When an individual is accused of a crime in the United States, the U.S. Constitution guarantees them the right to an attorney. If the defendant cannot afford an attorney, the court will appoint a public defender at no charge to the defendant. But, immigrants in Florida who are detained by U.S. Immigration and Customs Enforcement and facing deportation proceedings have no right to a court-appointed lawyer. They do have the right to hire counsel at their own expense, but this is beyond the means of many detainees.
In many cases, an immigration judge will postpone a hearing to provide the detainee time to find an attorney, but the court will not provide an attorney.

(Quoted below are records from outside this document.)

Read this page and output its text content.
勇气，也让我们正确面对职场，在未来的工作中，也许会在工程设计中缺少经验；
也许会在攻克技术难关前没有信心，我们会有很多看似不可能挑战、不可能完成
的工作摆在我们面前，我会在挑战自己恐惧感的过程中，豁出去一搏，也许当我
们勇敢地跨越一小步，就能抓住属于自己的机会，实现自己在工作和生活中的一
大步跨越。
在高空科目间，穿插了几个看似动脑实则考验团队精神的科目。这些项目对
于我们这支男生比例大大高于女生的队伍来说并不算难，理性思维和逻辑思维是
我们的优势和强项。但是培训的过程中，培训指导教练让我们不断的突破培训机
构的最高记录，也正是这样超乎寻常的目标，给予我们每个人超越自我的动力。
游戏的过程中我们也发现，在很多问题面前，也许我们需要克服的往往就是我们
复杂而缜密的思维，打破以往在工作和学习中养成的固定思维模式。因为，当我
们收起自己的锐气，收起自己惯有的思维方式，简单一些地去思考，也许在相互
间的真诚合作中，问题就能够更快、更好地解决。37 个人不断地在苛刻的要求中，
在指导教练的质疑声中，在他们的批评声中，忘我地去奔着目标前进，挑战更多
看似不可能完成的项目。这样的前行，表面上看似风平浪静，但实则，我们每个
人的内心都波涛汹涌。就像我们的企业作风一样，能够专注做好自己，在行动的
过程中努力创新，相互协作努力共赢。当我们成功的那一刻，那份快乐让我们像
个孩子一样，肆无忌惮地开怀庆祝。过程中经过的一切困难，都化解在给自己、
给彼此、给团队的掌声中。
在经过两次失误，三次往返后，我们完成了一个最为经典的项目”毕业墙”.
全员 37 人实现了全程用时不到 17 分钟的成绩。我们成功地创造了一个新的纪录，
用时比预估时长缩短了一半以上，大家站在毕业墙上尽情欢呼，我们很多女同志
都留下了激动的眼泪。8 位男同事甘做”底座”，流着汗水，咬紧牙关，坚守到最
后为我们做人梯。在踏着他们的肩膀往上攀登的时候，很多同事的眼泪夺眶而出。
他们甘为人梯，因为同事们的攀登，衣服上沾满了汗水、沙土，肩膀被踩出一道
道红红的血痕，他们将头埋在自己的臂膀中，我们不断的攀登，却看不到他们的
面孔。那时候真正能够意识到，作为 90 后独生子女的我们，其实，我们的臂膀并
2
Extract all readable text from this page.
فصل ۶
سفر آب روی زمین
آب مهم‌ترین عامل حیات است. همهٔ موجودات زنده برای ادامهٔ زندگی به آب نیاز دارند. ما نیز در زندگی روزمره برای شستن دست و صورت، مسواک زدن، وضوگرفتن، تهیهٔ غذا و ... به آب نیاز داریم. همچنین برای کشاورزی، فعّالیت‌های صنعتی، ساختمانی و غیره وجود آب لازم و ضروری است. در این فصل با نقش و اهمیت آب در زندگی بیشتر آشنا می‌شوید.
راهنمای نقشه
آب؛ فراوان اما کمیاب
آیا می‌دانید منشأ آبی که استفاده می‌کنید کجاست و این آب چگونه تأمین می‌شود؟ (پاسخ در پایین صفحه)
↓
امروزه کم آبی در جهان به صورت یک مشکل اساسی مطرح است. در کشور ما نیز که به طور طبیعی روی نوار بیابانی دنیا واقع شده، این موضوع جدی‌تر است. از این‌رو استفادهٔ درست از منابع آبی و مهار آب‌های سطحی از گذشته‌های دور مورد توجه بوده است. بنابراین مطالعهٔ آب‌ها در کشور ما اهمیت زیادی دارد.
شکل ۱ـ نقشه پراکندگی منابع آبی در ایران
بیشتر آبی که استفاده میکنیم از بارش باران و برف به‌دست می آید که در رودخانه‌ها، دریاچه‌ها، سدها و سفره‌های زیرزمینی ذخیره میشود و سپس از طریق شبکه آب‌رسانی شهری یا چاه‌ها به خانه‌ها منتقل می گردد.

Immigrants who do not speak English and do not have family in the U.S. are often unable to find an attorney, even with a postponement. As a result, a postponement often means the detainee just spends more time in the detention center.
Immigrants who don’t understand U.S. immigration law are at a serious disadvantage in the courtroom. A study by the University of Pennsylvania found that when detainees go to immigration court without an attorney, only two percent of them win their cases. The study also found that detainees who had lawyers were 15 times more likely to fight their deportation cases and five-and-a-half times more likely to win.
Having a lawyer on one’s side clearly makes a difference in immigration court. Those who are able to hire their own counsel can significantly increase the odds in their favor by doing so.